Muchas empresas de transporte están dispuestas a optimizar, pero no pueden hacerlo solas si sus clientes no adaptan pedidos, si los plazos siguen siendo ultraexigentes o si no existe una infraestructura común que facilite la mutualización.
El límite del enfoque puramente privado
Este punto es central para una lectura ESG honesta. La descarbonización del transporte tiene un techo estructural cuando se aborda únicamente desde la empresa individual. Renovar flotas, usar software, optimizar rutas son pasos necesarios, pero insuficientes para alcanzar los objetivos climáticos a medio y largo plazo.
La razón es simple: el transporte es un sistema interconectado, no una suma de decisiones aisladas. Las infraestructuras, los corredores, las normas, la interoperabilidad de datos y la disponibilidad de alternativas modales no dependen del transportista individual.

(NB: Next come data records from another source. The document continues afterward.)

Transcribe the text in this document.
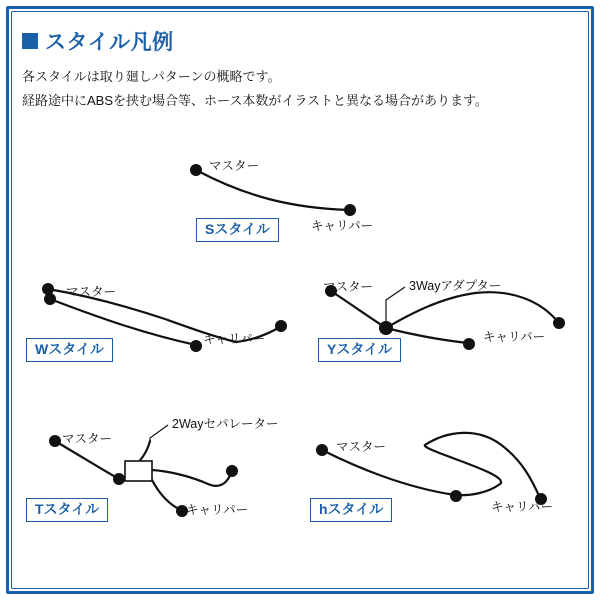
スタイル凡例
各スタイルは取り廻しパターンの概略です。
経路途中にABSを挟む場合等、ホース本数がイラストと異なる場合があります。
マスター
キャリパー
マスター
キャリパー
マスター	3Wayアダプター
キャリパー
マスター
2Wayセパレーター
キャリパー
マスター
キャリパー
Sスタイル
Wスタイル	Yスタイル
Tスタイル	hスタイル
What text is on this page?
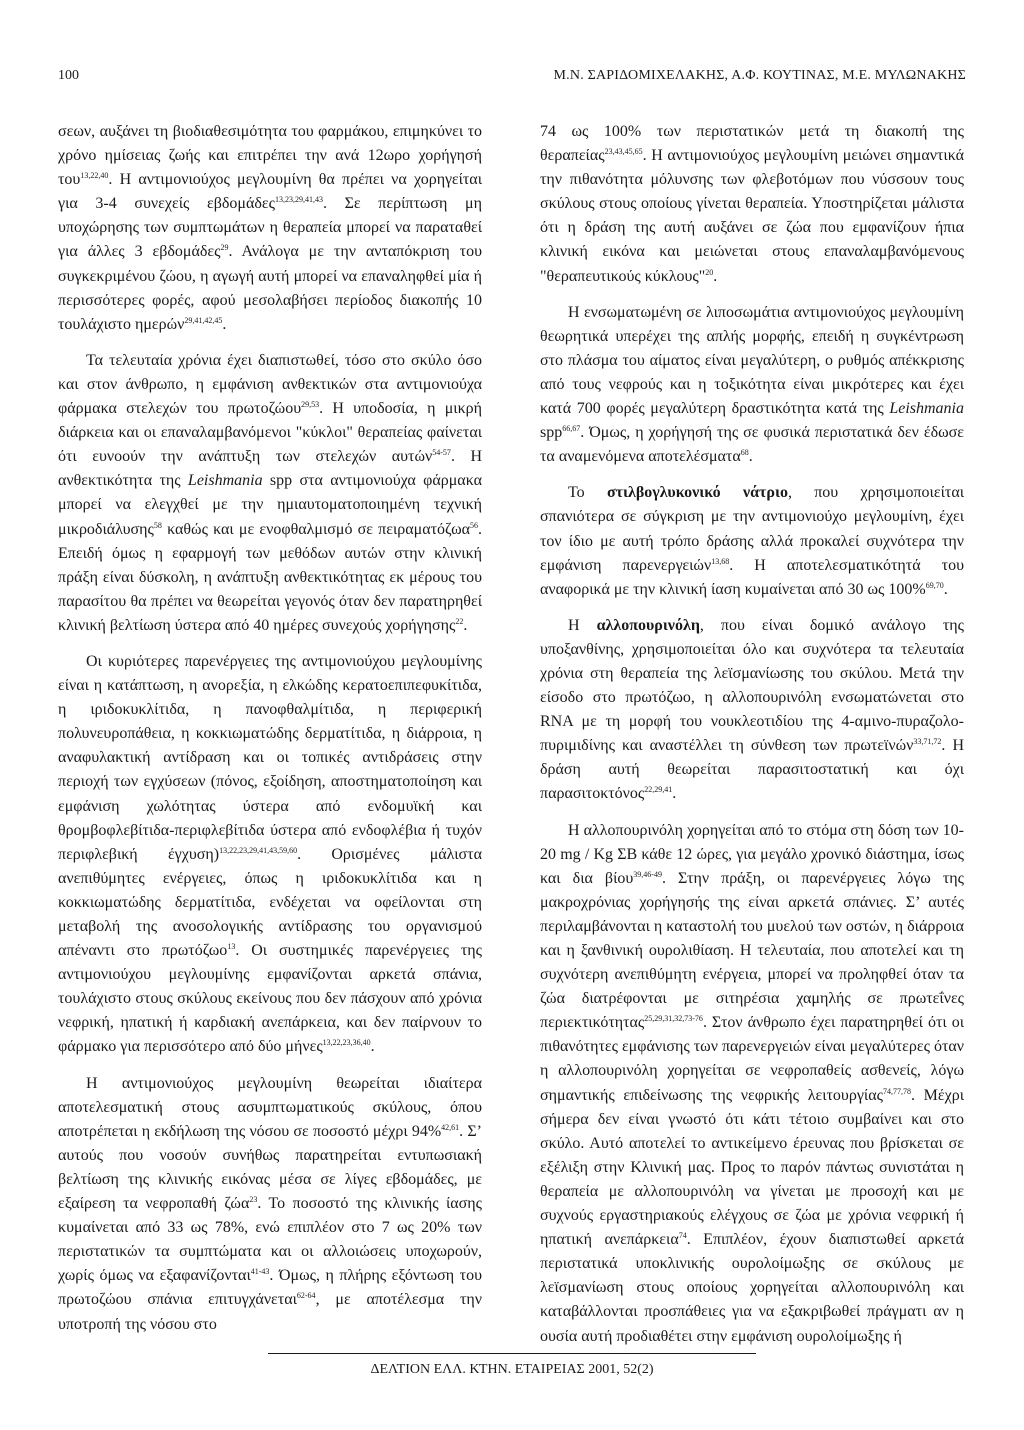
100	Μ.Ν. ΣΑΡΙΔΟΜΙΧΕΛΑΚΗΣ, Α.Φ. ΚΟΥΤΙΝΑΣ, Μ.Ε. ΜΥΛΩΝΑΚΗΣ

σεων, αυξάνει τη βιοδιαθεσιμότητα του φαρμάκου, επιμηκύνει το χρόνο ημίσειας ζωής και επιτρέπει την ανά 12ωρο χορήγησή του$^{13,22,40}$. Η αντιμονιούχος μεγλουμίνη θα πρέπει να χορηγείται για 3-4 συνεχείς εβδομάδες$^{13,23,29,41,43}$. Σε περίπτωση μη υποχώρησης των συμπτωμάτων η θεραπεία μπορεί να παραταθεί για άλλες 3 εβδομάδες$^{29}$. Ανάλογα με την ανταπόκριση του συγκεκριμένου ζώου, η αγωγή αυτή μπορεί να επαναληφθεί μία ή περισσότερες φορές, αφού μεσολαβήσει περίοδος διακοπής 10 τουλάχιστο ημερών$^{29,41,42,45}$.

Τα τελευταία χρόνια έχει διαπιστωθεί, τόσο στο σκύλο όσο και στον άνθρωπο, η εμφάνιση ανθεκτικών στα αντιμονιούχα φάρμακα στελεχών του πρωτοζώου$^{29,53}$. Η υποδοσία, η μικρή διάρκεια και οι επαναλαμβανόμενοι "κύκλοι" θεραπείας φαίνεται ότι ευνοούν την ανάπτυξη των στελεχών αυτών$^{54-57}$. Η ανθεκτικότητα της Leishmania spp στα αντιμονιούχα φάρμακα μπορεί να ελεγχθεί με την ημιαυτοματοποιημένη τεχνική μικροδιάλυσης$^{58}$ καθώς και με ενοφθαλμισμό σε πειραματόζωα$^{56}$. Επειδή όμως η εφαρμογή των μεθόδων αυτών στην κλινική πράξη είναι δύσκολη, η ανάπτυξη ανθεκτικότητας εκ μέρους του παρασίτου θα πρέπει να θεωρείται γεγονός όταν δεν παρατηρηθεί κλινική βελτίωση ύστερα από 40 ημέρες συνεχούς χορήγησης$^{22}$.

Οι κυριότερες παρενέργειες της αντιμονιούχου μεγλουμίνης είναι η κατάπτωση, η ανορεξία, η ελκώδης κερατοεπιπεφυκίτιδα, η ιριδοκυκλίτιδα, η πανοφθαλμίτιδα, η περιφερική πολυνευροπάθεια, η κοκκιωματώδης δερματίτιδα, η διάρροια, η αναφυλακτική αντίδραση και οι τοπικές αντιδράσεις στην περιοχή των εγχύσεων (πόνος, εξοίδηση, αποστηματοποίηση και εμφάνιση χωλότητας ύστερα από ενδομυϊκή και θρομβοφλεβίτιδα-περιφλεβίτιδα ύστερα από ενδοφλέβια ή τυχόν περιφλεβική έγχυση)$^{13,22,23,29,41,43,59,60}$. Ορισμένες μάλιστα ανεπιθύμητες ενέργειες, όπως η ιριδοκυκλίτιδα και η κοκκιωματώδης δερματίτιδα, ενδέχεται να οφείλονται στη μεταβολή της ανοσολογικής αντίδρασης του οργανισμού απέναντι στο πρωτόζωο$^{13}$. Οι συστημικές παρενέργειες της αντιμονιούχου μεγλουμίνης εμφανίζονται αρκετά σπάνια, τουλάχιστο στους σκύλους εκείνους που δεν πάσχουν από χρόνια νεφρική, ηπατική ή καρδιακή ανεπάρκεια, και δεν παίρνουν το φάρμακο για περισσότερο από δύο μήνες$^{13,22,23,36,40}$.

Η αντιμονιούχος μεγλουμίνη θεωρείται ιδιαίτερα αποτελεσματική στους ασυμπτωματικούς σκύλους, όπου αποτρέπεται η εκδήλωση της νόσου σε ποσοστό μέχρι 94%$^{42,61}$. Σ’ αυτούς που νοσούν συνήθως παρατηρείται εντυπωσιακή βελτίωση της κλινικής εικόνας μέσα σε λίγες εβδομάδες, με εξαίρεση τα νεφροπαθή ζώα$^{23}$. Το ποσοστό της κλινικής ίασης κυμαίνεται από 33 ως 78%, ενώ επιπλέον στο 7 ως 20% των περιστατικών τα συμπτώματα και οι αλλοιώσεις υποχωρούν, χωρίς όμως να εξαφανίζονται$^{41-43}$. Όμως, η πλήρης εξόντωση του πρωτοζώου σπάνια επιτυγχάνεται$^{62-64}$, με αποτέλεσμα την υποτροπή της νόσου στο

74 ως 100% των περιστατικών μετά τη διακοπή της θεραπείας$^{23,43,45,65}$. Η αντιμονιούχος μεγλουμίνη μειώνει σημαντικά την πιθανότητα μόλυνσης των φλεβοτόμων που νύσσουν τους σκύλους στους οποίους γίνεται θεραπεία. Υποστηρίζεται μάλιστα ότι η δράση της αυτή αυξάνει σε ζώα που εμφανίζουν ήπια κλινική εικόνα και μειώνεται στους επαναλαμβανόμενους "θεραπευτικούς κύκλους"$^{20}$.

Η ενσωματωμένη σε λιποσωμάτια αντιμονιούχος μεγλουμίνη θεωρητικά υπερέχει της απλής μορφής, επειδή η συγκέντρωση στο πλάσμα του αίματος είναι μεγαλύτερη, ο ρυθμός απέκκρισης από τους νεφρούς και η τοξικότητα είναι μικρότερες και έχει κατά 700 φορές μεγαλύτερη δραστικότητα κατά της Leishmania spp$^{66,67}$. Όμως, η χορήγησή της σε φυσικά περιστατικά δεν έδωσε τα αναμενόμενα αποτελέσματα$^{68}$.

Το στιλβογλυκονικό νάτριο, που χρησιμοποιείται σπανιότερα σε σύγκριση με την αντιμονιούχο μεγλουμίνη, έχει τον ίδιο με αυτή τρόπο δράσης αλλά προκαλεί συχνότερα την εμφάνιση παρενεργειών$^{13,68}$. Η αποτελεσματικότητά του αναφορικά με την κλινική ίαση κυμαίνεται από 30 ως 100%$^{69,70}$.

Η αλλοπουρινόλη, που είναι δομικό ανάλογο της υποξανθίνης, χρησιμοποιείται όλο και συχνότερα τα τελευταία χρόνια στη θεραπεία της λεϊσμανίωσης του σκύλου. Μετά την είσοδο στο πρωτόζωο, η αλλοπουρινόλη ενσωματώνεται στο RNA με τη μορφή του νουκλεοτιδίου της 4-αμινο-πυραζολο-πυριμιδίνης και αναστέλλει τη σύνθεση των πρωτεϊνών$^{33,71,72}$. Η δράση αυτή θεωρείται παρασιτοστατική και όχι παρασιτοκτόνος$^{22,29,41}$.

Η αλλοπουρινόλη χορηγείται από το στόμα στη δόση των 10-20 mg / Kg ΣΒ κάθε 12 ώρες, για μεγάλο χρονικό διάστημα, ίσως και δια βίου$^{39,46-49}$. Στην πράξη, οι παρενέργειες λόγω της μακροχρόνιας χορήγησής της είναι αρκετά σπάνιες. Σ’ αυτές περιλαμβάνονται η καταστολή του μυελού των οστών, η διάρροια και η ξανθινική ουρολιθίαση. Η τελευταία, που αποτελεί και τη συχνότερη ανεπιθύμητη ενέργεια, μπορεί να προληφθεί όταν τα ζώα διατρέφονται με σιτηρέσια χαμηλής σε πρωτεΐνες περιεκτικότητας$^{25,29,31,32,73-76}$. Στον άνθρωπο έχει παρατηρηθεί ότι οι πιθανότητες εμφάνισης των παρενεργειών είναι μεγαλύτερες όταν η αλλοπουρινόλη χορηγείται σε νεφροπαθείς ασθενείς, λόγω σημαντικής επιδείνωσης της νεφρικής λειτουργίας$^{74,77,78}$. Μέχρι σήμερα δεν είναι γνωστό ότι κάτι τέτοιο συμβαίνει και στο σκύλο. Αυτό αποτελεί το αντικείμενο έρευνας που βρίσκεται σε εξέλιξη στην Κλινική μας. Προς το παρόν πάντως συνιστάται η θεραπεία με αλλοπουρινόλη να γίνεται με προσοχή και με συχνούς εργαστηριακούς ελέγχους σε ζώα με χρόνια νεφρική ή ηπατική ανεπάρκεια$^{74}$. Επιπλέον, έχουν διαπιστωθεί αρκετά περιστατικά υποκλινικής ουρολοίμωξης σε σκύλους με λεϊσμανίωση στους οποίους χορηγείται αλλοπουρινόλη και καταβάλλονται προσπάθειες για να εξακριβωθεί πράγματι αν η ουσία αυτή προδιαθέτει στην εμφάνιση ουρολοίμωξης ή

ΔΕΛΤΙΟΝ ΕΛΛ. ΚΤΗΝ. ΕΤΑΙΡΕΙΑΣ 2001, 52(2)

Por eso, exigir a una empresa de transporte que “descarbonice” sin actuar sobre el marco global conduce a una tensión permanente entre discurso y realidad.
Una acción que debe ser de escala europea
En este contexto, la descarbonización de la cadena de suministro se sitúa claramente en un nivel que supera al Estado y, con más razón, a la empresa individual. La armonización de metodologías de cálculo, el desarrollo de infraestructuras intermodales, la creación de plataformas de datos compartidos y el incentivo a la mutualización de flujos requieren una coordinación a escala de la Unión Europea.
Para las empresas de transporte españolas, esto significa que la estrategia ESG no puede limitarse a “hacer más”, sino también a explicar el contexto, los límites y la necesidad de políticas públicas coherentes. Integrar esta dimensión en los contenidos ESG no es una debilidad: es una señal de madurez estratégica.